[FSUG-Bangalore] [OT] Films for Freedom,
Bangalore - August screenings
Anivar Aravind
anivar.aravind@[EMAIL-PROTECTED]
Wed Aug 16 18:25:52 IST 2006
This may be a good choice for the evenings before the GPLv3 event
contact: Sushma Veerappa <sushma at adkoli.net>
Films for Freedom, Bangalore
will screen
LOOSE CHANGE (2005)
Director: Dylan Avery
Duration: 81 minutes
On Saturday, August 19
and
SEVEN ISLANDS AND A METRO (2006)
Director: Madhusree Dutta
Duration: 100 minutes
On Sunday, August 20
At 6.30pm
At Centre for Film and Drama (CFD), Sona Towers, Millers Road (Ph- 22356563)

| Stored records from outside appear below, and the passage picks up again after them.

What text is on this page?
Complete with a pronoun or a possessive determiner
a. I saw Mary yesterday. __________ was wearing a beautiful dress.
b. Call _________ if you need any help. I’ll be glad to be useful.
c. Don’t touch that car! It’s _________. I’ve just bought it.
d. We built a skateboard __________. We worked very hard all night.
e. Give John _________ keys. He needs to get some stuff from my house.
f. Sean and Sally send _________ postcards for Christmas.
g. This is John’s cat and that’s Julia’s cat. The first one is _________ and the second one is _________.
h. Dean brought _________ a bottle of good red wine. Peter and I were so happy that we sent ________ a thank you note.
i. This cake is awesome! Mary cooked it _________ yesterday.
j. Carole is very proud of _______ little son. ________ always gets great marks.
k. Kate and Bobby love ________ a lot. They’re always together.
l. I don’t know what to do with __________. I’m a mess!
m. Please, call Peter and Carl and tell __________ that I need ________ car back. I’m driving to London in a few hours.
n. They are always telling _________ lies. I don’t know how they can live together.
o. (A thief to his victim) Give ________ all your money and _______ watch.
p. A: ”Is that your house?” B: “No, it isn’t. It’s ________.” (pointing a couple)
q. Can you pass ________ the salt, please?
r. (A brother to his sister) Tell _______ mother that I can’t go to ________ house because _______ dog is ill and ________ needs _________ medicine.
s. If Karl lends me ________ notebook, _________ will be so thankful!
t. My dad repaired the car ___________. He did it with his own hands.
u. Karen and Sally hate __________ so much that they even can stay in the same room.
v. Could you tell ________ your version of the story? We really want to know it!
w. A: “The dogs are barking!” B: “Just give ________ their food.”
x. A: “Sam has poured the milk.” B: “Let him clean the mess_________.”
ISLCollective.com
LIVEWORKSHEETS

Synopsis of 'Loose Change'
'Loose Change' is the most provocative documentary on 9/11 on the market
today. The film shows the direct connection between the attacks of September
11, 2001, and the United States government. Evidence is derived from news
footage, scientific fact, and testimony from survivors, including emergency
first responders like New York City firefighters. This hard-hitting and
compelling film argues that the US government not only had prior knowledge
of the attacks but was complicit in carrying them out.
Ruth Frankenberg, formerly Professor of American Studies at the University
of California, and now an independent writer will introduce the film. She
has written on race, racism and whiteness. She has also published in the
area of colonial and postcolonial discourses.
Synopsis of 'Seven Islands and a Metro'
The multilingual Bombay, the Bombay of intolerance, the Bombay of closed
mills, of popular culture, sprawling slums and real estate onslaughts, the
metropolis of numerous ghettos, the El Dorado. This film is a tale of the
cities of Bom Bahia / Bombay / Mumbai, through a tapestry of fiction, cinema
vérité, art objects, found footage, sound installation and literary texts.
The non-fiction feature film is structured around imaginary debates between
Ismat Chugtai and Sadat Hasan Manto, the two legendary writers who lived in
this metropolis, over the art of chronicling these multi-layered overlapping
cities. Shot mainly during the monsoon the film portrays some extremely
beautiful yet ruthlessly violent features of Bombay which, generally, are
not part of the popular narratives.
Madhusree Dutta, the director of the film will be present for the screening.
Her works include I Live in Behrampada, on a Muslim ghetto in the context of
the Bombay riots which went on to receive the Filmfare Award for best
documentary and Memories of Fear, on the relation between socialising of
young girls and domestic violence which won the National Award for best
documentary on social issues.
As always, screenings are open to all.